Late, complex artists with troubled lives are filtered through a series of familiar talking heads who all seem to be reading from the same exhausted script called Things You Absolutely Must Say About Late, Complex Artists with Troubled Lives. “They were ahead of their time,” one of these talking heads will almost always submit. “They were misunderstood.” This will most certainly be followed by a decidedly voyeuristic two hours of cliché and ham-fisted emotional manipulation. Watch enough of these things, or just a couple, and you’ll begin to see the pattern.

Thankfully, Director Nickolas Rossi’s heartfelt documentary about the life and music of Elliott Smith breathes some life into this stale tradition. While not without its share of genre lynchpins, Heaven Adores You avoids the pitfalls one might expect from a film about a beloved musician whose short life is widely regarded as one of the most tragic stories of modern music. (Smith, if this is somehow your first exposure to him, died in 2003 from what was initially reported as self-inflicted stab wounds to the chest.)

Rossi’s film rejects the narrative of tragedy so often imposed on Smith, a move that might frustrate viewers coming to the film for answers about his untimely ending. As such, the documentary is less concerned with the profoundly sad—and increasingly contested—circumstances of Smith’s death, and more concerned with the circumstances of his life, his art, and his love for the people around him.

Heaven Adores You takes a geographical approach to telling the story of Elliot Smith. Divided between the three cities that had the most profound impact on his work—Portland, New York and Los Angeles—the film explores Smith’s output as a reflection of his life and relationships in those environs. This approach might begin to feel a bit procedural for very casual fans, or those new to the Smith catalogue entirely. This is especially true during the film’s exploration of the early Portland years, as the interviews with bandmates and industry types focus heavily on the the texture the local scene, the minutiae and evolution of Smith’s approach to performing, and the personal politics surrounding his early indie rock band Heatmiser.

In this way, Heaven Adores You presupposes that the viewer is already invested in the Elliott Smith story. The film succeeds wildly on these terms—with the best of its warm and intimate interviews focusing on people like Smith’s sister Ashley Welch, photographer Autumn de Wilde and musician Jon Brion—offering a compelling look at the life of a key cultural figure that is at once elevating and profoundly human.

Some might interpret Rossi’s lack of investigation into the more troubling components of Smith’s life as lack of critical curiosity. It seems more likely that Heaven Adores You keeps a respectful distance from the details of Smith’s strained relationship to his father, the motor mechanism driving his struggle with drug addiction, and the murky details of his gruesome death as an acceptance of the fact that some things are simply unknowable. Where, after all, does that desire to know land us? How does it help us understand art that has held such a firm purchase on our cultural consciousness?

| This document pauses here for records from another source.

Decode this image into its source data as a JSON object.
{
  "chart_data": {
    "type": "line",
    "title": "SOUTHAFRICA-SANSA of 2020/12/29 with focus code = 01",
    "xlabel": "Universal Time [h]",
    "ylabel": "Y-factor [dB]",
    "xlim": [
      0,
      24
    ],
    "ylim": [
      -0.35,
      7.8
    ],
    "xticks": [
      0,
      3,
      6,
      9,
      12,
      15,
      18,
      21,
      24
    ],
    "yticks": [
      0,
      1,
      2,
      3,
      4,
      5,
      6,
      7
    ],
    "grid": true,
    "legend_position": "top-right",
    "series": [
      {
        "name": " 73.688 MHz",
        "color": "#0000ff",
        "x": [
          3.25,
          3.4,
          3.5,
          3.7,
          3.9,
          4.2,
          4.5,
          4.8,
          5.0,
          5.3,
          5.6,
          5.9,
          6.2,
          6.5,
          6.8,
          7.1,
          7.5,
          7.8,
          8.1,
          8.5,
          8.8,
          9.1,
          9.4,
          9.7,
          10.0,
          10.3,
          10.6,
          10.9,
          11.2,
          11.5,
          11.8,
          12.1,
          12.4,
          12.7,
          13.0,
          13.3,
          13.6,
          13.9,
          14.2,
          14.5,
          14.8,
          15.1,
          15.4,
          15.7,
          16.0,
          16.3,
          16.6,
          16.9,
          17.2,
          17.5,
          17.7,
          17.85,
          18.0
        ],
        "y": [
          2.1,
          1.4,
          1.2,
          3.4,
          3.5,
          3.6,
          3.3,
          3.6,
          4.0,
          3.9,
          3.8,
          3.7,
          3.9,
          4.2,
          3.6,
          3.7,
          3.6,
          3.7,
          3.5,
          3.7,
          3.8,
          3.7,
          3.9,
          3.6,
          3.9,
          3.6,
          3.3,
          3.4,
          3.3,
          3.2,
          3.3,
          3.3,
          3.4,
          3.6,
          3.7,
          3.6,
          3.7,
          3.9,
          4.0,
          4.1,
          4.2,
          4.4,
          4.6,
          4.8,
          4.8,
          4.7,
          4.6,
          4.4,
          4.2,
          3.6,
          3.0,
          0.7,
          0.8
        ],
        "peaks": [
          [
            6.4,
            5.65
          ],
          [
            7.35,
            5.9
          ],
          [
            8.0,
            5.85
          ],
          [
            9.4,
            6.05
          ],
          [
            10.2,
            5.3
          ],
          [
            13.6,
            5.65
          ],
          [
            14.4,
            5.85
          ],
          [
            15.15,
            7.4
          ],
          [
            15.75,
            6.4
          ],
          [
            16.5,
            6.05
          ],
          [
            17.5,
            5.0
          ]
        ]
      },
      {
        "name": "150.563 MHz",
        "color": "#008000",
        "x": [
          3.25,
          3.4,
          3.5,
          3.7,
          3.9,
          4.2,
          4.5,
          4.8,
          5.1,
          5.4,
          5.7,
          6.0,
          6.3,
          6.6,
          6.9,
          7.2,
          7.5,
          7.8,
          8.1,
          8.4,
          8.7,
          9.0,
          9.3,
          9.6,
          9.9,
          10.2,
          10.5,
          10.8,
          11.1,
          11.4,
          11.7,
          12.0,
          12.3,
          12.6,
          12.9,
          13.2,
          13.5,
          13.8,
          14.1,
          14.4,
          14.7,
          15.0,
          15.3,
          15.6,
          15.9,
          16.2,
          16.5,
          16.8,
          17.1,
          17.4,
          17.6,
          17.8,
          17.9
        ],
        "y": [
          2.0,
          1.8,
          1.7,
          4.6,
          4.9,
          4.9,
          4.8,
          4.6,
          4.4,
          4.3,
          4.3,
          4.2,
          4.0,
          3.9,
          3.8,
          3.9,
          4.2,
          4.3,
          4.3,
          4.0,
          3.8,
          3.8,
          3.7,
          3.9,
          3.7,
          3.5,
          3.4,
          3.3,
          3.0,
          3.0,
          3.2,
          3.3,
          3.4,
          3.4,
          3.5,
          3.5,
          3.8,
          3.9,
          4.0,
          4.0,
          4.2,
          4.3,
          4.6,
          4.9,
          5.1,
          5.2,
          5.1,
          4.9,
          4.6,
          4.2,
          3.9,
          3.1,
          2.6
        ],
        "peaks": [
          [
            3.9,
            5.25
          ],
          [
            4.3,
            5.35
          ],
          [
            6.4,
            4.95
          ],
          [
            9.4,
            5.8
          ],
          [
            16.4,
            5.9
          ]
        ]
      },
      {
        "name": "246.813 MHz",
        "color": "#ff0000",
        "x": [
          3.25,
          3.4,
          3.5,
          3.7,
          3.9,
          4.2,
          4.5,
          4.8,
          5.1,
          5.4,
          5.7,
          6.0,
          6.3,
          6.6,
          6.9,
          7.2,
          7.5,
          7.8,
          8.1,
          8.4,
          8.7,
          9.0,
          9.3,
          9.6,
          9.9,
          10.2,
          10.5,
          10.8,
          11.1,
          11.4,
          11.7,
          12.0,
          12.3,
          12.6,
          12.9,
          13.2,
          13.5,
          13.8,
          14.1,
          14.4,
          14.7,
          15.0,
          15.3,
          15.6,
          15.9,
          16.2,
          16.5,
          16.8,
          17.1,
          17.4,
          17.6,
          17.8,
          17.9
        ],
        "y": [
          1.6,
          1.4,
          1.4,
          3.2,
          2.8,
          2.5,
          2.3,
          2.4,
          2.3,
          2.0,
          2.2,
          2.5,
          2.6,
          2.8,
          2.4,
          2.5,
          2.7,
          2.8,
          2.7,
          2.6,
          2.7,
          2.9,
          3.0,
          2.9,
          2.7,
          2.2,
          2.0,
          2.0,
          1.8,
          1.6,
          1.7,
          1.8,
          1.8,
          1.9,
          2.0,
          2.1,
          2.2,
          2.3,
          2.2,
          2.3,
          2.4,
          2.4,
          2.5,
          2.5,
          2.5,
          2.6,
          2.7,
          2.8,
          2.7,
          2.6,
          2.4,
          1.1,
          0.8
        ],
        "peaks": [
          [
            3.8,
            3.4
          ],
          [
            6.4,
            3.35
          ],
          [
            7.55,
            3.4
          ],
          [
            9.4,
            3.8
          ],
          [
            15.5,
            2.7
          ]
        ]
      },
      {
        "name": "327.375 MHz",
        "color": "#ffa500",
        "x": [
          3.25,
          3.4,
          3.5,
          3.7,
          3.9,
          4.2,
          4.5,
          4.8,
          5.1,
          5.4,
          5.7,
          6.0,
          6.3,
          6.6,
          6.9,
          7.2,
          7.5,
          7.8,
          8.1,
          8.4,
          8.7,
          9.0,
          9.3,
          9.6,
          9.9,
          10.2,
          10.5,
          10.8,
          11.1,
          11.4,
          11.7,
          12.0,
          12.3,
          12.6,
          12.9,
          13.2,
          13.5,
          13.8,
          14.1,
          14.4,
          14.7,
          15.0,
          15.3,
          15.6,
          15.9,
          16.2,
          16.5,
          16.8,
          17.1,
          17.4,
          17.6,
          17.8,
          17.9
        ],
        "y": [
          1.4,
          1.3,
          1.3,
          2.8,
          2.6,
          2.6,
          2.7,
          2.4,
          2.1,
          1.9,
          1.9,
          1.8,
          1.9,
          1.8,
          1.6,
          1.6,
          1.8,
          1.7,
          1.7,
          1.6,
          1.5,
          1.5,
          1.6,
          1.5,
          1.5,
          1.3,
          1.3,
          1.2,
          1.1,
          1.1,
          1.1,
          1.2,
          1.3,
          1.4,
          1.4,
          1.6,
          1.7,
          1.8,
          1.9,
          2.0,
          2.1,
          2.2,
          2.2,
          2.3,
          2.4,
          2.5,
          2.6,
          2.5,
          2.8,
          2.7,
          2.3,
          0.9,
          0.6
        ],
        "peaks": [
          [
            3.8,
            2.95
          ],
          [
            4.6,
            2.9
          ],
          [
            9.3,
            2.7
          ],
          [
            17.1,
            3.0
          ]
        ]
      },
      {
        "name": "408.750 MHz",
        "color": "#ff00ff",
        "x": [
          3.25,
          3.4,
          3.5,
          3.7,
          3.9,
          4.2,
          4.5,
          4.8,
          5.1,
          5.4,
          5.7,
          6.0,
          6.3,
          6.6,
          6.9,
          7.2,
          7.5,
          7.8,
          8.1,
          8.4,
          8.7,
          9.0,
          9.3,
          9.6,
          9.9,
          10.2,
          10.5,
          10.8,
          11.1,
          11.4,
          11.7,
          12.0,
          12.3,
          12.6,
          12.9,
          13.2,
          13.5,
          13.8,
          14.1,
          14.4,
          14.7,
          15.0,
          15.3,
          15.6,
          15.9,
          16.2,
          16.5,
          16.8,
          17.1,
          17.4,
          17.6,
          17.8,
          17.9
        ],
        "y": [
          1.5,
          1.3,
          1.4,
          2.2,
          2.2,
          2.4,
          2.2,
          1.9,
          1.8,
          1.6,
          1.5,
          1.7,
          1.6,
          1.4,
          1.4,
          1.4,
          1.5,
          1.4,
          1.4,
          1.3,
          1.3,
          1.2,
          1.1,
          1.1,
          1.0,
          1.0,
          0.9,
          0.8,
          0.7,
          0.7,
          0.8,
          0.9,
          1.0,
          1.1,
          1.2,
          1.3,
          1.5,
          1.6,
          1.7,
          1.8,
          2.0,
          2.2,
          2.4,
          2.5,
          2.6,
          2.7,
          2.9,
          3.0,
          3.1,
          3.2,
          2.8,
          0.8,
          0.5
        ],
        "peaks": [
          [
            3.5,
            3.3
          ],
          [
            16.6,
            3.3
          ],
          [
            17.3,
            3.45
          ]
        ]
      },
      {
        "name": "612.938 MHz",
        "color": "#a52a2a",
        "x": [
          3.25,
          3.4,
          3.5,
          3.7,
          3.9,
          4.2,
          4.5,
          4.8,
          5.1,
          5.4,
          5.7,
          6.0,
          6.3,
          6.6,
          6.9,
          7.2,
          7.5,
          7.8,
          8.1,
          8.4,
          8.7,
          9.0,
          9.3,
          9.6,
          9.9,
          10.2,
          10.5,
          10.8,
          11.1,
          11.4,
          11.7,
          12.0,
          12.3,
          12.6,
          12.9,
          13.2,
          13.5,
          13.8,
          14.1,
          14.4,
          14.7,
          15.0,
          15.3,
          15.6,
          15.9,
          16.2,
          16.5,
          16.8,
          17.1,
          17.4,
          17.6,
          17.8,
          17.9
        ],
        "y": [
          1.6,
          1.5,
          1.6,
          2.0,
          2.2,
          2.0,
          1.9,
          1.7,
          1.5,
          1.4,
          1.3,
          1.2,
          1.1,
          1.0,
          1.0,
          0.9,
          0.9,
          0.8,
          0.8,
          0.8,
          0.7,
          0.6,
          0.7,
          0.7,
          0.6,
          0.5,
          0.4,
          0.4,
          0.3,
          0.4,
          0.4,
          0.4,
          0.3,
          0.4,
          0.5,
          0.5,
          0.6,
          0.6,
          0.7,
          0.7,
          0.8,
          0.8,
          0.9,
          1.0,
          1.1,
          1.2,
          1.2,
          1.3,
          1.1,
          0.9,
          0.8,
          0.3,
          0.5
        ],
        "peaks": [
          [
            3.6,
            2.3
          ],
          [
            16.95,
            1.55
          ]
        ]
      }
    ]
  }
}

The film acknowledges that these troubled pieces are part of Smith’s story, but it doesn’t exploit them in order to paint the familiar silhouette of the tortured artist so often forged by these sorts of biographical projects. Instead, it gives audiences a moving portrait of a truly singular talent who loved and was loved by so many. Heaven Adores You doesn’t speculate. It celebrates. And in this way, to borrow from the man himself, the film feels remarkably like “a fond farewell to a friend.”